“The Riyria Revelations”
Michael J. Sullivan
There’s no orphan destined to save the world, nor ultimate evil to be slain…
just two guys in the wrong place at the wrong time trying to survive.
(Taken from the author’s website.)
I was drawn into this series because the blurb on the back of the first book didn’t sound like a typical epic fantasy novel. “They killed the King. They pinned it on two men. They chose poorly.” Royce Melborn, a skilled thief, and his mercenary partner, Hadrian Blackwater, make a profitable living carrying out dangerous assignments for conspiring nobles – until they are hired to pilfer a famed sword. What appears to be just a simple job finds them framed for the murder of the king and trapped in a conspiracy that uncovers a plot far greater than the mere overthrow of a tiny kingdom.

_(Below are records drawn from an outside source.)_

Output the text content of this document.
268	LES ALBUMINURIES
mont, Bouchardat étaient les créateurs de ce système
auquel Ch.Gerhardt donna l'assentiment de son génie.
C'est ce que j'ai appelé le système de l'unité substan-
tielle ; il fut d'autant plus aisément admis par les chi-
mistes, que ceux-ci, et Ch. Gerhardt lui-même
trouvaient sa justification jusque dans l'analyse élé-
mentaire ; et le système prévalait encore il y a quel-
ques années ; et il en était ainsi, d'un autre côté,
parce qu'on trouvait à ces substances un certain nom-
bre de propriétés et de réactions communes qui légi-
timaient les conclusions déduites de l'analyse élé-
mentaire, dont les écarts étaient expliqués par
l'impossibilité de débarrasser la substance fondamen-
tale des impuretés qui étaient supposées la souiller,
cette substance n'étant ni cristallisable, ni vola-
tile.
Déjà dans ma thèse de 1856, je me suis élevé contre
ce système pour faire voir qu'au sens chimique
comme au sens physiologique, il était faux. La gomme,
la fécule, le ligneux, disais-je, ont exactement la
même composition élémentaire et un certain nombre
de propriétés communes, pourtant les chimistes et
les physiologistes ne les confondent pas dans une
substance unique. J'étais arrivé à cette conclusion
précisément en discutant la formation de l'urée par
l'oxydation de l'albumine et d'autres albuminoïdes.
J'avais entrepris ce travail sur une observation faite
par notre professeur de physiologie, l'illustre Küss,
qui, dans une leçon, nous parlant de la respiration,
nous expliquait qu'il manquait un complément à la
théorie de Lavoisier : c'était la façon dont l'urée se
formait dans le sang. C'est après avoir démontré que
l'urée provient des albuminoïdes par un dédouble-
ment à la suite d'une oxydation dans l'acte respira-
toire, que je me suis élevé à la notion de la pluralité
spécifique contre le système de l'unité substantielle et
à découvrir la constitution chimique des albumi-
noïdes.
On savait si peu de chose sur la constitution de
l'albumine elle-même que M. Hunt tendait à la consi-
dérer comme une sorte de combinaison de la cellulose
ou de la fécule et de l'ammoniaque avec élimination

The second thing that drew me in was the sense of humour evident within the first few pages. Royce and Hadrian are witty and banter even in dire situations, and there’s been many times that their conversations have made me smile or laugh out loud. And then there’s the characters themselves. Royce is dark, dangerous, unpredictable. Hadrian is idealistic, good-natured and the sort of person you like almost immediately. They’re opposites, but work so well together, both personally and professionally as Riyria – that’s what they call themselves. I’ve grown to love both of them immensely, and am glad the end of this series isn’t the end of reading about Royce and Hadrian, because Sullivan is writing another series about them (yay!).
I did have moments of being unsure about the book, though. Some of the dialogue and descriptions in ‘Theft of Swords’ just rubbed me the wrong way or weren’t as natural as I thought they could be. First impressions of Arista and Alric, the princess and newly crowned king of Melengar were iffy – I didn’t understand how a brother and sister could be so unnaturally unfamiliar with each other. But as the book progressed and I became more and more engrossed, I either didn’t notice anymore or the writing improved – probably the latter?
Having said that, even though there were moments in the first book that I was unsure, the plot was always intriguing enough, and the characters likeable and interesting enough, that I would read on. And am I glad I did! This series has to be one of my favourites. I love that it’s not your typical go on an epic quest sort of fantasy. I love the humour and sarcasm and the relationships that are formed between the characters. As in most fantasy books, this world has a history, but a history that is colourful and weaved into the storyline, a history that isn’t just some random facts thrown together but something that feels well thought out and relevant to the characters. The history of the world has shaped how they think and how they act. I also liked how I really didn’t know what was going to happen. This is possibly the second time I’ve read a book and seriously not known whether or not the author would kill off one of the main characters. The only other time I can remember this happening was when I read ‘Magician’ by Raymond E. Feist.
The final book of the series was the most exciting book of the three. At least, it was for me. I’d only got to page 200 and already felt like there’d been enough excitement for the climax of several books, not the first two hundred pages! And the actual climax? I have a habit of reaching exciting bits and my eyes involuntarily skipping ahead to find out what happens. You don’t know how much willpower it took to consciously keep my eyes on the words I was supposed to read! That climax was intense. Really. It’s been a while since I felt that anxious while reading a book.
Right, I’ve probably rambled on long enough! Basically: Good series, go read it! Michael J. Sullivan has written a prequel to this series called ‘The Riyria Chronicles’, the first book of which will be released in August 2013 and the second, a month after! Safe to say I am: a) happy they are both released so close together; and b) anticipating reading more about Royce and Hadrian.